1n 1967, we gave up the gold of Har Habayit for stones below

We liberated Har Habayit and ran down to daven at the Kotel. Should have been the other way around.
Jews davened on Har Habayit until a few hundred years ago. A shul existed on Har Habayit 1,000 years after the Bet Mikdash ahd been destroyed.
The Kotel was but a retainer wall just like the southern and eastern walls. They were build by Herod when he enlarged the Temple Mount. It was never part of the Bet Mikdash. Yet we have turned it into an avodah zarah in true galut mentality.
In 1967, Moshe Dayan and the Rabbinic leadership gave up the gold of Har Habayit for the stones below. Rav Goren wanted to hold Tisha B'Av Kinnot on the 9 B'Av following the war. but was prevented from doing so.
9 B'Av took on new meaning.

(5) suhas, November 27, 2017 3:43 PM

Beautiful experience. I felt the same

I am from India. I love Judaism and I love Israel. Since the time I learnt about the significance of Israel and Yerushalayim, there has not been a single day during which I forgot to think about and long to go there. Almighty Lord gave me the opportunity to visit Israel. I made my first ever visit in May 2017 and stayed there for few days(not at all enough). The mere thought of leaving Israel and heading back to my home country made me cry.
From then, I started asking God to help me visit Yerushalayim at least once a year through out my lifetime.

(4) Joanne, November 26, 2017 10:46 PM

love it

Dear Chaya,
I am moved deeply by your article. Yes, we are all broken. I, too, stood and wept at the Kotel several years ago. God felt very close. May He help us all rebuild in new and wonderful ways. Blessings.

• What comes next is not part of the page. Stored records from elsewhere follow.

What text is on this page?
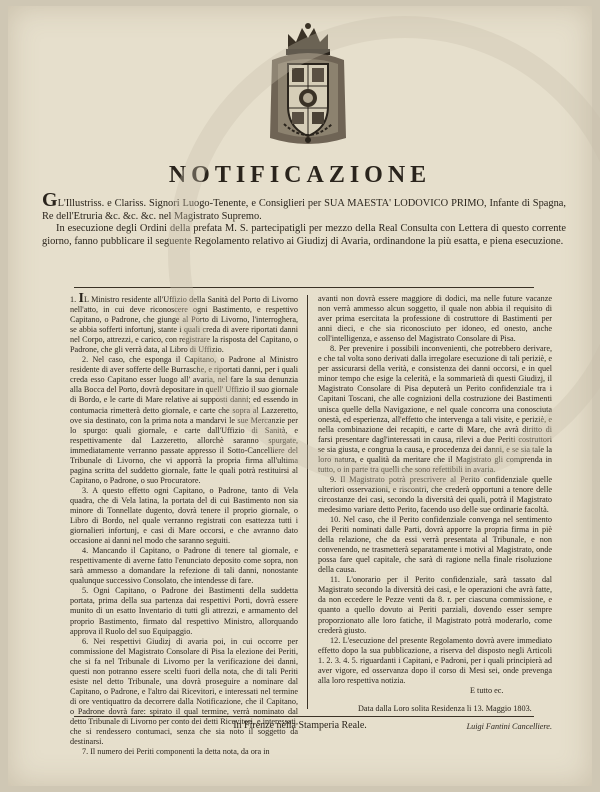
NOTIFICAZIONE

GL'Illustriss. e Clariss. Signori Luogo-Tenente, e Consiglieri per SUA MAESTA' LODOVICO PRIMO, Infante di Spagna, Re dell'Etruria &c. &c. &c. nel Magistrato Supremo.

In esecuzione degli Ordini della prefata M. S. partecipatigli per mezzo della Real Consulta con Lettera di questo corrente giorno, fanno pubblicare il seguente Regolamento relativo ai Giudizj di Avaria, ordinandone la più esatta, e piena esecuzione.

1. IL Ministro residente all'Uffizio della Sanità del Porto di Livorno nell'atto, in cui deve riconoscere ogni Bastimento, e respettivo Capitano, o Padrone, che giunge al Porto di Livorno, l'interroghera, se abbia sofferti infortunj, stante i quali creda di avere riportati danni nel Corpo, attrezzi, e carico, con registrare la risposta del Capitano, o Padrone, che gli verrà data, al Libro di Uffizio.

2. Nel caso, che esponga il Capitano, o Padrone al Ministro residente di aver sofferte delle Burrasche, e riportati danni, per i quali creda esso Capitano esser luogo all' avaria, nel fare la sua denunzia alla Bocca del Porto, dovrà depositare in quell' Uffizio il suo giornale di Bordo, e le carte di Mare relative ai supposti danni; ed essendo in contumacia rimetterà detto giornale, e carte che sopra al Lazzeretto, ove sia destinato, con la prima nota a mandarvi le sue Mercanzie per lo spurgo: quali giornale, e carte dall'Uffizio di Sanità, e respettivamente dal Lazzeretto, allorchè saranno spurgate, immediatamente verranno passate appresso il Sotto-Cancelliere del Tribunale di Livorno, che vi apporrà la propria firma all'ultima pagina scritta del suddetto giornale, fatte le quali potrà restituirsi al Capitano, o Padrone, o suo Procuratore.

3. A questo effetto ogni Capitano, o Padrone, tanto di Vela quadra, che di Vela latina, la portata del di cui Bastimento non sia minore di Tonnellate dugento, dovrà tenere il proprio giornale, o Libro di Bordo, nel quale verranno registrati con esattezza tutti i giornalieri infortunj, e casi di Mare occorsi, e che avranno dato occasione ai danni nel modo che saranno seguiti.

4. Mancando il Capitano, o Padrone di tenere tal giornale, e respettivamente di averne fatto l'enunciato deposito come sopra, non sarà ammesso a domandare la refezione di tali danni, nonostante qualunque successivo Consolato, che intendesse di fare.

5. Ogni Capitano, o Padrone dei Bastimenti della suddetta portata, prima della sua partenza dai respettivi Porti, dovrà essere munito di un esatto Inventario di tutti gli attrezzi, e armamento del proprio Bastimento, firmato dal respettivo Ministro, allorquando approva il Ruolo del suo Equipaggio.

6. Nei respettivi Giudizj di avaria poi, in cui occorre per commissione del Magistrato Consolare di Pisa la elezione dei Periti, che si fa nel Tribunale di Livorno per la verificazione dei danni, questi non potranno essere scelti fuori della nota, che di tali Periti esiste nel detto Tribunale, una dovrà proseguire a nominare dal Capitano, o Padrone, e l'altro dai Ricevitori, e interessati nel termine di ore ventiquattro da decorrere dalla Notificazione, che il Capitano, o Padrone dovrà fare: spirato il qual termine, verrà nominato dal detto Tribunale di Livorno per conto dei detti Ricevitori, e interessati, che si rendessero contumaci, senza che sia noto il soggetto da destinarsi.

7. Il numero dei Periti componenti la detta nota, da ora in

avanti non dovrà essere maggiore di dodici, ma nelle future vacanze non verrà ammesso alcun soggetto, il quale non abbia il requisito di aver prima esercitata la professione di costruttore di Bastimenti per anni dieci, e che sia riconosciuto per idoneo, ed onesto, anche coll'intelligenza, e assenso del Magistrato Consolare di Pisa.

8. Per prevenire i possibili inconvenienti, che potrebbero derivare, e che tal volta sono derivati dalla irregolare esecuzione di tali periziè, e per assicurarsi della verità, e consistenza dei danni occorsi, e in quel minor tempo che esige la celerità, e la sommarietà di questi Giudizj, il Magistrato Consolare di Pisa deputerà un Perito confidenziale tra i Capitani Toscani, che alle cognizioni della costruzione dei Bastimenti unisca quelle della Navigazione, e nel quale concorra una conosciuta onestà, ed esperienza, all'effetto che intervenga a tali visite, e periziè, e nella combinazione dei recapiti, e carte di Mare, che avrà diritto di farsi presentare dagl'interessati in causa, rilevi a due Periti costruttori se sia giusta, e congrua la causa, e procedenza dei danni, e se sia tale la loro natura, e qualità da meritare che il Magistrato gli comprenda in tutto, o in parte tra quelli che sono refettibili in avaria.

9. Il Magistrato potrà prescrivere al Perito confidenziale quelle ulteriori osservazioni, e riscontri, che crederà opportuni a tenore delle circostanze dei casi, secondo la diversità dei quali, potrà il Magistrato medesimo variare detto Perito, facendo uso delle sue ordinarie facoltà.

10. Nel caso, che il Perito confidenziale convenga nel sentimento dei Periti nominati dalle Parti, dovrà apporre la propria firma in piè della relazione, che da essi verrà presentata al Tribunale, e non convenendo, ne trasmetterà separatamente i motivi al Magistrato, onde possa fare quel capitale, che sarà di ragione nella finale risoluzione della causa.

11. L'onorario per il Perito confidenziale, sarà tassato dal Magistrato secondo la diversità dei casi, e le operazioni che avrà fatte, da non eccedere le Pezze venti da 8. r. per ciascuna commissione, e quanto a quello dovuto ai Periti parziali, dovendo esser sempre proporzionato alle loro fatiche, il Magistrato potrà moderarlo, come crederà giusto.

12. L'esecuzione del presente Regolamento dovrà avere immediato effetto dopo la sua pubblicazione, a riserva del disposto negli Articoli 1. 2. 3. 4. 5. riguardanti i Capitani, e Padroni, per i quali principierà ad aver vigore, ed osservanza dopo il corso di Mesi sei, onde prevenga alla loro respettiva notizia.

E tutto ec.

Data dalla Loro solita Residenza li 13. Maggio 1803.

Luigi Fantini Cancelliere.

In Firenze nella Stamperia Reale.
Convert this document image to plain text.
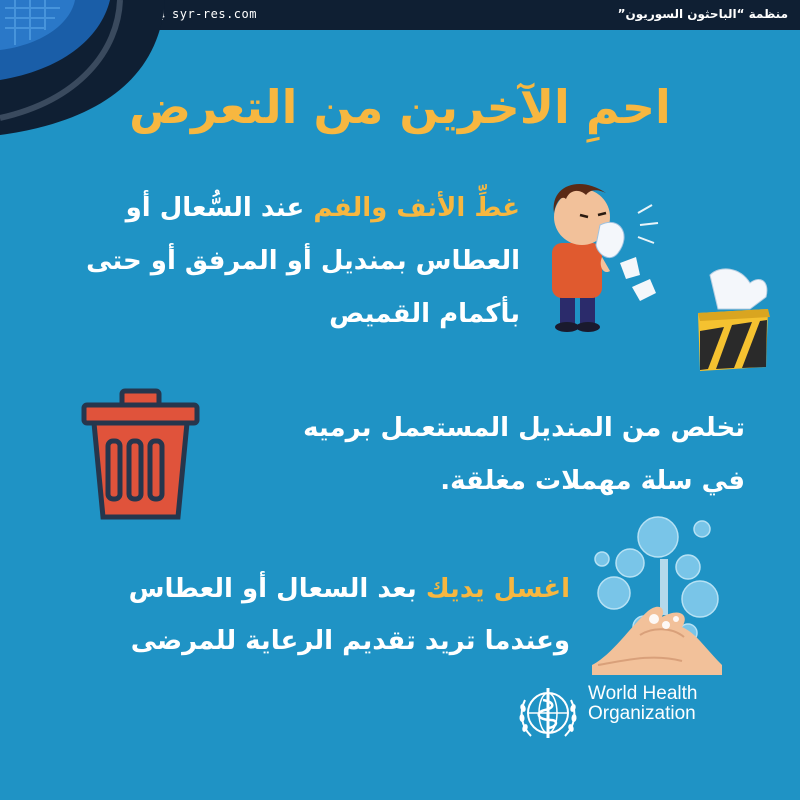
syr-res.com	منظمة “الباحثون السوريون”
احمِ الآخرين من التعرض
غطِّ الأنف والفم عند السُّعال أو العطاس بمنديل أو المرفق أو حتى بأكمام القميص
تخلص من المنديل المستعمل برميه في سلة مهملات مغلقة.
اغسل يديك بعد السعال أو العطاس وعندما تريد تقديم الرعاية للمرضى
World Health
Organization
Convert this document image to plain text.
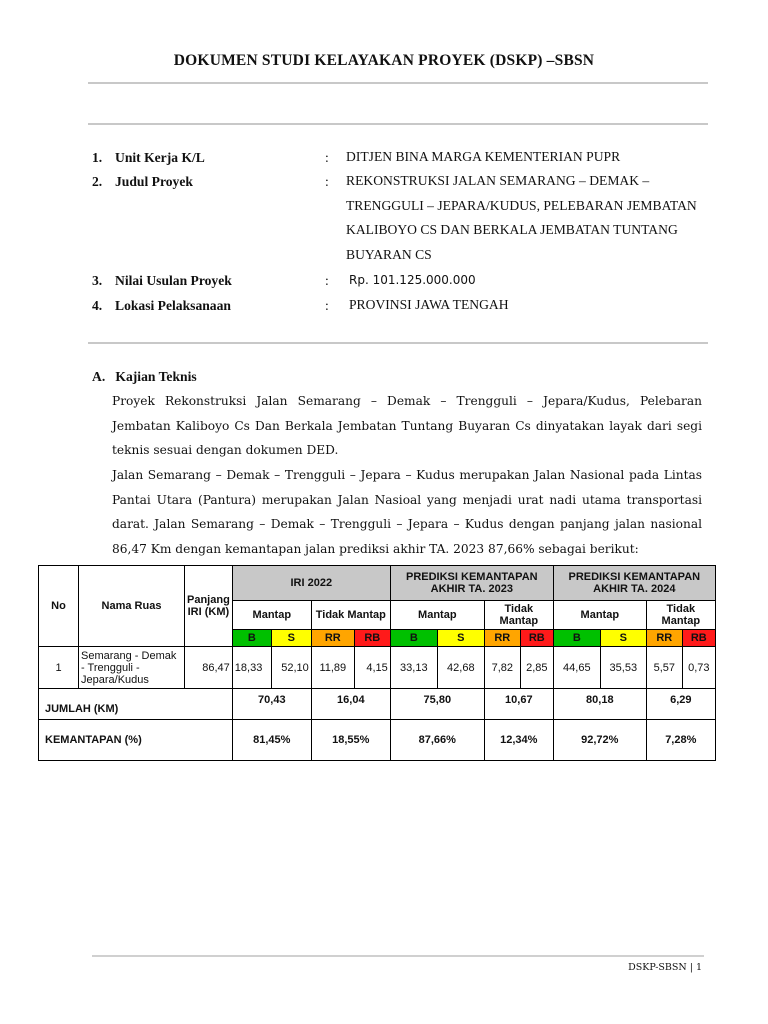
DOKUMEN STUDI KELAYAKAN PROYEK (DSKP) –SBSN
1. Unit Kerja K/L	: DITJEN BINA MARGA KEMENTERIAN PUPR
2. Judul Proyek	: REKONSTRUKSI JALAN SEMARANG – DEMAK – TRENGGULI – JEPARA/KUDUS, PELEBARAN JEMBATAN KALIBOYO CS DAN BERKALA JEMBATAN TUNTANG BUYARAN CS
3. Nilai Usulan Proyek	: Rp. 101.125.000.000
4. Lokasi Pelaksanaan	: PROVINSI JAWA TENGAH
A.   Kajian Teknis
Proyek Rekonstruksi Jalan Semarang – Demak – Trengguli – Jepara/Kudus, Pelebaran Jembatan Kaliboyo Cs Dan Berkala Jembatan Tuntang Buyaran Cs dinyatakan layak dari segi teknis sesuai dengan dokumen DED.
Jalan Semarang – Demak – Trengguli – Jepara – Kudus merupakan Jalan Nasional pada Lintas Pantai Utara (Pantura) merupakan Jalan Nasioal yang menjadi urat nadi utama transportasi darat. Jalan Semarang – Demak – Trengguli – Jepara – Kudus dengan panjang jalan nasional 86,47 Km dengan kemantapan jalan prediksi akhir TA. 2023 87,66% sebagai berikut:
No	Nama Ruas	Panjang IRI (KM)	IRI 2022				PREDIKSI KEMANTAPAN AKHIR TA. 2023				PREDIKSI KEMANTAPAN AKHIR TA. 2024			
			Mantap		Tidak Mantap		Mantap		Tidak Mantap		Mantap		Tidak Mantap	
			B	S	RR	RB	B	S	RR	RB	B	S	RR	RB
1	Semarang - Demak - Trengguli - Jepara/Kudus	86,47	18,33	52,10	11,89	4,15	33,13	42,68	7,82	2,85	44,65	35,53	5,57	0,73
JUMLAH (KM)			70,43		16,04		75,80		10,67		80,18		6,29	
KEMANTAPAN (%)			81,45%		18,55%		87,66%		12,34%		92,72%		7,28%	
DSKP-SBSN | 1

(3) Anonymous, November 26, 2017 9:21 PM

My vision of the Kotel allowed me to convert to Judaism

Thank you for sharing your story, whereas, I could have written this as well. It was a vision I had of me trying to touch the Kotel and during that vision, I fell to my knees because I was so overwhelmed. That vision helped me know that I neede to follow my heart and finally convert to Judaism. I am now in the process at the age of 63.